BAB-15. 28 surat?

9.6K 366 3
                                        

Happy reading 💞

Kalo suka jangan lupa vote dan kalau bisa komen di setiap paragraf ya man teman hehehe, vote dan komen kalian berharga banget buat penulis 🫶

Sejak pentas seni itu, Rara pun menjadi semakin populer di pondoknya, banyak santri laki-laki yang mengejarnya.

Rara tak menghiraukan nya dan bersikap seperti biasa.

"Ga kerasa ya al?

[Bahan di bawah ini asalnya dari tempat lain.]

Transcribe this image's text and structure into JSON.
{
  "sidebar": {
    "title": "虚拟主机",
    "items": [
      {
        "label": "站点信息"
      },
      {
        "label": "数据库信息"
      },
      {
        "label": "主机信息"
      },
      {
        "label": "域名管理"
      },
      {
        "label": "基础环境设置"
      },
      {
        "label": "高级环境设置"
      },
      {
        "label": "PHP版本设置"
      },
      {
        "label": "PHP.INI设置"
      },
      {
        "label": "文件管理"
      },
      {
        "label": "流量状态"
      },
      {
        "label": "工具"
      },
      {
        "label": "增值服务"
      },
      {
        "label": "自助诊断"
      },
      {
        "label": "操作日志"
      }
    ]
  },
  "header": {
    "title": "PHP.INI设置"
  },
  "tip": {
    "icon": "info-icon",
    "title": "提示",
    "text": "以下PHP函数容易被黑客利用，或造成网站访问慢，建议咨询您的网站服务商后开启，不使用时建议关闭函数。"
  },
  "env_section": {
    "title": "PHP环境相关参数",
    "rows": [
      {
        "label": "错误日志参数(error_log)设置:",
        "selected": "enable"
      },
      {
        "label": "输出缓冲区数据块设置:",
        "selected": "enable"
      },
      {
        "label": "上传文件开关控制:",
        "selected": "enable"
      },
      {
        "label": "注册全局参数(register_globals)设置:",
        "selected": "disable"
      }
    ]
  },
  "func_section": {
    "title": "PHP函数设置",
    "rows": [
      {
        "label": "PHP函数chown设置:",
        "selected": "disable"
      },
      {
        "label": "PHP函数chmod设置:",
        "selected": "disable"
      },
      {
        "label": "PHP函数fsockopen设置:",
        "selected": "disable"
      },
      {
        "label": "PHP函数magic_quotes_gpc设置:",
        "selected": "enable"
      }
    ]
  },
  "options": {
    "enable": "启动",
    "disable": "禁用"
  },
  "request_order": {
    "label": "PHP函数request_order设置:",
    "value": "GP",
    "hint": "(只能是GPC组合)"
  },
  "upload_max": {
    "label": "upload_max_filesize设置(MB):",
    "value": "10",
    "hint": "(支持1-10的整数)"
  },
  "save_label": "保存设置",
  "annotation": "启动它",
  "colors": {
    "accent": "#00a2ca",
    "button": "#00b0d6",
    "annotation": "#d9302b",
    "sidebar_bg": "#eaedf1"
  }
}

Aku disini udah 7 bulan an aja, tinggal 5 bulan lagi aku udah lulus" ucap Rara kepada ketiga gadis yang berada di samping nya itu

"Iya ra, kalo aku charissa sama mba Luna mah udah lama, banyak banget kenangan di pondok ini" ucap alea

Luna dan charissa menganguk

"Jadi pengen ngabdi disini deh berempat" ucap Rara

"Ayo!, ide bagus itu ra" balas luna bersemangat

"Kayanya aku gabisa deh, aku mau lanjut kuliah aja" balas charissa

"Aku si insyaallah, aku usahain bisa" balas alea

"Yahh, sama aja kalo ga lengkap" balas Rara

"Oh iya ra, nanti mau tidur bantu aku buat hafalin juz 6 ya ra" ucap alea

"Iya al"

"Ehh, sekarang jam berapa?" Tanya luna

"Jam 18.03 mba"

"Ke masjid yuk, ambil wudhu sama cerita² disana" ajak luna

"Yaudah ayo mba" balas Rara dan kedua temanya

Mereka pun berangkat ke masjid dan mengambil wudhu menunggu adzan Maghrib sambil bercerita²

"Tau ga si? Aku dulu pernah ngecrush in Gus raynor" ucap alea

"Samaa, aku dulu juga gitu cuman kayak gengsi aja gitu kalo mau ngomong" balas charissa

"Iyaa"

"Siapa coba yang ga pernah ngecrush in Gus raynor" saut luna

"Tapi setelah ada berita kalo Ning zizah sama Gus raynor aku milih move on aja walau susah si" ucap alea

"Iya bener banget" balas charissa

"Masih ga habis Fikri sama Rara sih, dia bisa duet dan eye contact  sama Gus raynor"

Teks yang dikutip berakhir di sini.